Барбара пошатывается, уворачивается от Синь Янь, которая пыталась не дать ей упасть, и чуть не сбивает с ног Сян Лин со вторым графином.
— Все в порядке? — обеспокоенно спрашивает та, опуская поднос на стол, — тебе помочь? Попросить кого довести до гостиницы?
— Я сама, — твердо отвечает Барбара, — Я сама со всем справлюсь.
И идет, неуверенно, но упорно, к выходу.
— Даже не проводишь? — строго спрашивает Сян Лин. Ответа не дожидается, свистит, призывая с улицы мальчишку и вкладывает ему в ладонь монетку.
Сян Лин не их тех, кто отпустит пьяных гостей без присмотра.
— Сядь со мной, а? — Синь Янь наливает себе полный бокал, — Если буду пить одна, то сдохну.
Сян Лин садится напротив, смотрит сочувственно.
— Я правда думала, что у вас все получится. Вы так друг на друга смотрели...
— Мы слишком свободные для любви, — фыркает Синь Янь, — за рок-н-ролл, детка!

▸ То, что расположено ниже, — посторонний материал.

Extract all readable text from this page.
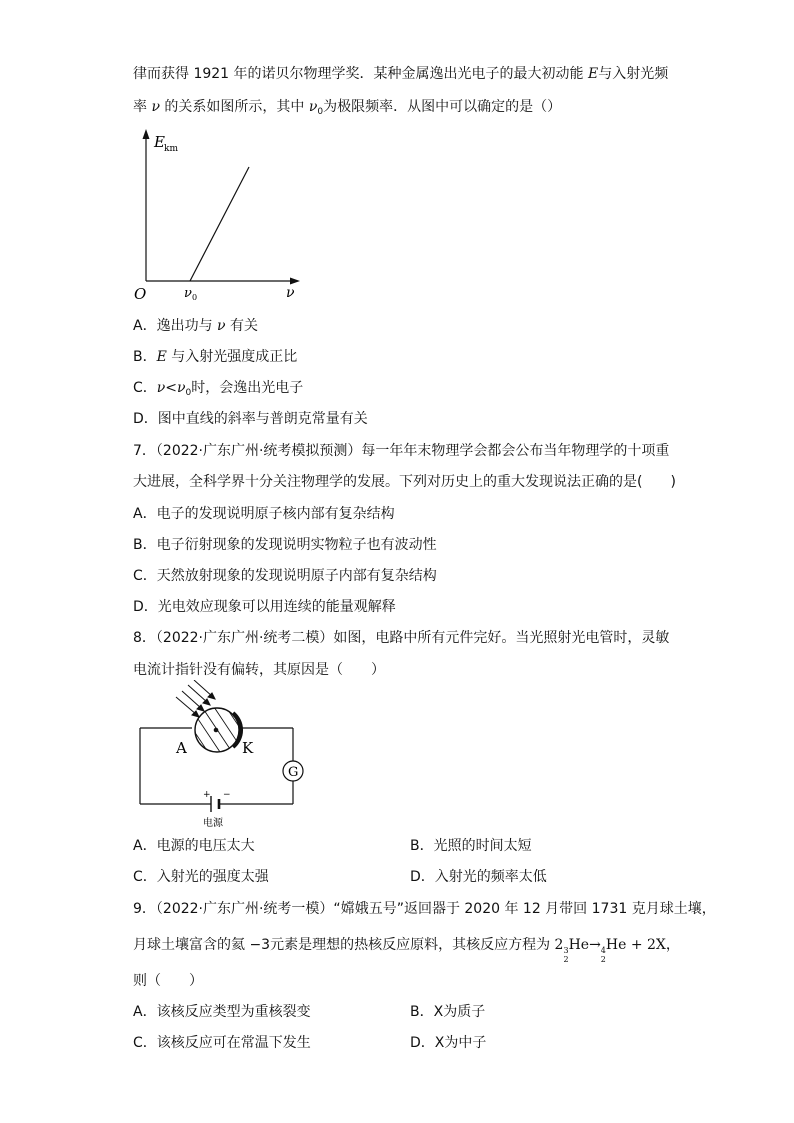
律而获得 1921 年的诺贝尔物理学奖．某种金属逸出光电子的最大初动能 E与入射光频
率 ν 的关系如图所示，其中 $\nu_0$为极限频率．从图中可以确定的是（）
E km
O	ν 0	ν
A．逸出功与 ν 有关
B．E 与入射光强度成正比
C．$\nu<\nu_0$时，会逸出光电子
D．图中直线的斜率与普朗克常量有关
7．（2022·广东广州·统考模拟预测）每一年年末物理学会都会公布当年物理学的十项重
大进展，全科学界十分关注物理学的发展。下列对历史上的重大发现说法正确的是(　　)
A．电子的发现说明原子核内部有复杂结构
B．电子衍射现象的发现说明实物粒子也有波动性
C．天然放射现象的发现说明原子内部有复杂结构
D．光电效应现象可以用连续的能量观解释
8．（2022·广东广州·统考二模）如图，电路中所有元件完好。当光照射光电管时，灵敏
电流计指针没有偏转，其原因是（　　）
+ −
电源
A	K
G
A．电源的电压太大	B．光照的时间太短
C．入射光的强度太强	D．入射光的频率太低
9．（2022·广东广州·统考一模）“嫦娥五号”返回器于 2020 年 12 月带回 1731 克月球土壤，
月球土壤富含的氦 −3元素是理想的热核反应原料，其核反应方程为 2 3
2
He→ 4
2
He + 2X，
则（　　）
A．该核反应类型为重核裂变	B．X为质子
C．该核反应可在常温下发生	D．X为中子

Она чокается бокалом об графин.
Рядом с Сян Лин материализуется Гоба, что-то лопочет на своем. Забавные у Гобы лапки, короткие такие. Вроде машет-машет, и пальцев нет жестикулировать, а все понятно.
— Согласна, — вздыхает Сян Лин, — глупые, а не свободные.
И поднимается собирать со стола посуду.
За ее спиной никто не увидел бы слез Синь Янь; и Синь Янь позволяет себе расплакаться.